Zwijnen wroeten voor de aardbeivlinder
Wilde zwijnen hebben niet overal een goede reputatie. Ze kunnen graslanden flink omploegen. Maar die verstoring kan ook zijn goede kanten hebben. In het Nationale Park De Hoge Veluwe is nu gebleken dat de rupsen van de bedreigde aardbeivlinder juist op de wroetplekken te vinden zijn.
In het najaar valt het op de Veluwe direct op: de zwijnen zetten de bermen en wildweiden flink op de kop, op zoek naar lekkere hapjes. Dit waardeert niet iedereen, maar de verstoring brengt ook nieuwe kansen. De invloed van stikstofdepositie leidt in natuurgebieden tot het versneld dichtgroeien van open plekken, waardoor lage kruiden verdwijnen. Enige verstoring biedt deze weer een kans om zich te vestigen.
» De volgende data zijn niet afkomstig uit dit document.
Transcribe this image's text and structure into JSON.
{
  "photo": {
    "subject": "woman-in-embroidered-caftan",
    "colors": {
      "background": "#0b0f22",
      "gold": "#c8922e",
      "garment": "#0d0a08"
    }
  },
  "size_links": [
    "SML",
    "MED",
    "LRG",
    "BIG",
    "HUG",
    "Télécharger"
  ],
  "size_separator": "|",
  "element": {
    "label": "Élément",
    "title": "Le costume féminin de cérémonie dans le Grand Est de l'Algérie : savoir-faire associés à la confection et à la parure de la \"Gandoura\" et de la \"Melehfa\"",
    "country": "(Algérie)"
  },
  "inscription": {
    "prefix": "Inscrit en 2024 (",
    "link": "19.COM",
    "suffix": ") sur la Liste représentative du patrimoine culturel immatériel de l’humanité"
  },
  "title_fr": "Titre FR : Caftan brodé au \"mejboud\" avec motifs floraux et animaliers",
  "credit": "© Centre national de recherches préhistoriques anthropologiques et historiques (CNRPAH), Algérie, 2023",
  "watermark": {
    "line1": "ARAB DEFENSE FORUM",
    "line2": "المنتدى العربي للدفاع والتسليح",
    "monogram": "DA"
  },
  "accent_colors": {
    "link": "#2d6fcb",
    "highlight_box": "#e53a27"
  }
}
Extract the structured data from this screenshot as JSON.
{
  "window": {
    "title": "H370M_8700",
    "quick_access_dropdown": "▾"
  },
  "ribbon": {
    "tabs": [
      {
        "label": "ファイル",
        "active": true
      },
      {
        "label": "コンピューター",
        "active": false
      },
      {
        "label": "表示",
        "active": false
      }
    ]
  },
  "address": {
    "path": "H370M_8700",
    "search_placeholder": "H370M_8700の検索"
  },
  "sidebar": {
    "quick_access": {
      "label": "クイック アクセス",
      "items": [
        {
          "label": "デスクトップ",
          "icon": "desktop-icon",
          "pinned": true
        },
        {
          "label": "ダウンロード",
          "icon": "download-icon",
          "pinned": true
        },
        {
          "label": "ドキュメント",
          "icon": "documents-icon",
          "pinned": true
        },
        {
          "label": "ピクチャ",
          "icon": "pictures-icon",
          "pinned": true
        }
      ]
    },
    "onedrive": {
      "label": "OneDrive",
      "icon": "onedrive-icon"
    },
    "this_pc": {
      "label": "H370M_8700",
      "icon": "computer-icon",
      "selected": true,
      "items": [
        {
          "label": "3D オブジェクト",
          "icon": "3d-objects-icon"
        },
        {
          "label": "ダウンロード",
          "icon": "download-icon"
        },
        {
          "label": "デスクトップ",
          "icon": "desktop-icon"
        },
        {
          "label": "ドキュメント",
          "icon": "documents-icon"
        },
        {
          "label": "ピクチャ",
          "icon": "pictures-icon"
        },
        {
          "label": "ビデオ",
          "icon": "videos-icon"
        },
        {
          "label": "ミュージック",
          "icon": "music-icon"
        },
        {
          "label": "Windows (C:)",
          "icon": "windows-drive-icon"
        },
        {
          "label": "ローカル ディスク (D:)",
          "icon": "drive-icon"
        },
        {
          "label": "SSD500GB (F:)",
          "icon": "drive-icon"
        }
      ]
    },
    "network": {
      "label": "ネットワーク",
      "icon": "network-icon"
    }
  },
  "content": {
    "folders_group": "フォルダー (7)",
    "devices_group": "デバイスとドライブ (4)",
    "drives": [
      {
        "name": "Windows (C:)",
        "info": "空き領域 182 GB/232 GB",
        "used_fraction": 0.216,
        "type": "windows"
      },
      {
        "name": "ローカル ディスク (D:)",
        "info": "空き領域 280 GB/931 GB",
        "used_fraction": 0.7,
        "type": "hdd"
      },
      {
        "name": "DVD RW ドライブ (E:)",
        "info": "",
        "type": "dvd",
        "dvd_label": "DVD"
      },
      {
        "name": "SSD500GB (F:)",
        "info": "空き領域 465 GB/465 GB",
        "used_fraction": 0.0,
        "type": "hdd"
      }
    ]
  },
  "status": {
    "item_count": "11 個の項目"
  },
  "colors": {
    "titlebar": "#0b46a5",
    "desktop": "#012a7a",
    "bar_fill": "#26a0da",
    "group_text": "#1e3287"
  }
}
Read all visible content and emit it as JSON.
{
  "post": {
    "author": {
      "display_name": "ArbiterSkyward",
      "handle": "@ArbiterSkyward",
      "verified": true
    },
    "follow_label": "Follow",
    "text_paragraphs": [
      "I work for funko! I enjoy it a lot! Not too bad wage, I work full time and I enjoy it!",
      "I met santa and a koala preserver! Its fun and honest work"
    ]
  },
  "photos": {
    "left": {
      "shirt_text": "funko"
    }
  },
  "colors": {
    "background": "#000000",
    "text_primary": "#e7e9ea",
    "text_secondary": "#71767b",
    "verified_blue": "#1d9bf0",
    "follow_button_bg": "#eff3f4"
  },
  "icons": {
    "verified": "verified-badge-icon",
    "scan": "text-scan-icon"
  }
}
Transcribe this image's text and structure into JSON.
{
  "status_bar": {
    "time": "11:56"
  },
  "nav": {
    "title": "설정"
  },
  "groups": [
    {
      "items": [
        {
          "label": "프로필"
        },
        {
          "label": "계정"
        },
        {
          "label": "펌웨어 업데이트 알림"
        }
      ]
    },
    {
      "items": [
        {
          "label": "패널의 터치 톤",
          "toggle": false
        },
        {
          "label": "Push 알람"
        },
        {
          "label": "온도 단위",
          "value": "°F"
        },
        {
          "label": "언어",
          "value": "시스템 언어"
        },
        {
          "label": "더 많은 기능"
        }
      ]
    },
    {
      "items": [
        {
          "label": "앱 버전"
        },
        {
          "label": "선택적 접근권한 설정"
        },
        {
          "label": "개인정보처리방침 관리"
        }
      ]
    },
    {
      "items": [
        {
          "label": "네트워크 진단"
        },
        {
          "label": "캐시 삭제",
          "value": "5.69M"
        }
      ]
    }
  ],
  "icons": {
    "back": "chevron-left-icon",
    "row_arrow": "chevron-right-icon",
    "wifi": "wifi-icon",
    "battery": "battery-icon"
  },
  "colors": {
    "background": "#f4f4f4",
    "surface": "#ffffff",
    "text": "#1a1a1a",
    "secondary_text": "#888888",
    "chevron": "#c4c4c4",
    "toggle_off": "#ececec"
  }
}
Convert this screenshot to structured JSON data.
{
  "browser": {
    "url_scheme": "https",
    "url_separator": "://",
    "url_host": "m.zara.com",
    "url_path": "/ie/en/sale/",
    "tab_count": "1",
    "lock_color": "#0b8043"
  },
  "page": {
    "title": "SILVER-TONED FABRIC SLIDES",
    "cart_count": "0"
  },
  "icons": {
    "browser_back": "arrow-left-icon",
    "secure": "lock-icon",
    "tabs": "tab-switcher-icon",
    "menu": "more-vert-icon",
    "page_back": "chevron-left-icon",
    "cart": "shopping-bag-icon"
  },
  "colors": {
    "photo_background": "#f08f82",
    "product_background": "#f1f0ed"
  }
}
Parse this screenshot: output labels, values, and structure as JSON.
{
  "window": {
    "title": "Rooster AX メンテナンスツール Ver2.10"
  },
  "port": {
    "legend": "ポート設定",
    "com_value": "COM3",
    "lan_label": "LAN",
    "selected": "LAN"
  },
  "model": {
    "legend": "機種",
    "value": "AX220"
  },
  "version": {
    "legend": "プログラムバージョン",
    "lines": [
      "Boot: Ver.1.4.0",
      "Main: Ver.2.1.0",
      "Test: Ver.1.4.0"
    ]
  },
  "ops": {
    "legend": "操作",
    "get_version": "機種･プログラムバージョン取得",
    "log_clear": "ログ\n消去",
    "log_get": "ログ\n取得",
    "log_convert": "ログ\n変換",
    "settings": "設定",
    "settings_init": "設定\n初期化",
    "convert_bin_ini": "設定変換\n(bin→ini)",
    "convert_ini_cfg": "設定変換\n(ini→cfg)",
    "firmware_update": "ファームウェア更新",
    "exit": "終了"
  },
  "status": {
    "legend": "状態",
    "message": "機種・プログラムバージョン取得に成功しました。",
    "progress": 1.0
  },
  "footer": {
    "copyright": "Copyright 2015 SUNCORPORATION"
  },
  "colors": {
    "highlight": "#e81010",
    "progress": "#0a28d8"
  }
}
Daaronder zijn ook waardplanten van bedreigde vlinders: hondsviooltjes voor de grote parelmoervlinder, schapenzuring voor de bruine vuurvlinder en tormentil of kruipganzerik voor de aardbeivlinder.
De Wageningse student Frederic de Schaetzen maakte er een Masters-onderzoek van om In het Nationale Park De Hoge Veluwe vast te stellen waar de rupsen van de aardbeivlinder zich ontwikkelen. Op drie locaties – wildweide, grazige heide en door struikhei gedomineerde heide – onderzocht hij de kenmerken van microhabitats met rupsen en naburige waardplanten zonder rupsen. Die bleken duidelijk te verschillen. Rupsen werden gevonden op plekken met lage vegetatie, weinig gras, veel mos en natuurlijk waardplanten. Temperatuurmetingen lieten zien dat dit ook warmere plekkenzijn, met dagtemperaturen die 3 graden hoger lagen dan op plekken zonder rupsen. Juist de planten aan de zonzijde van de waardplant waren dan ook laag, zodat de rupsen goed van de zonnewarmte kunnen profiteren.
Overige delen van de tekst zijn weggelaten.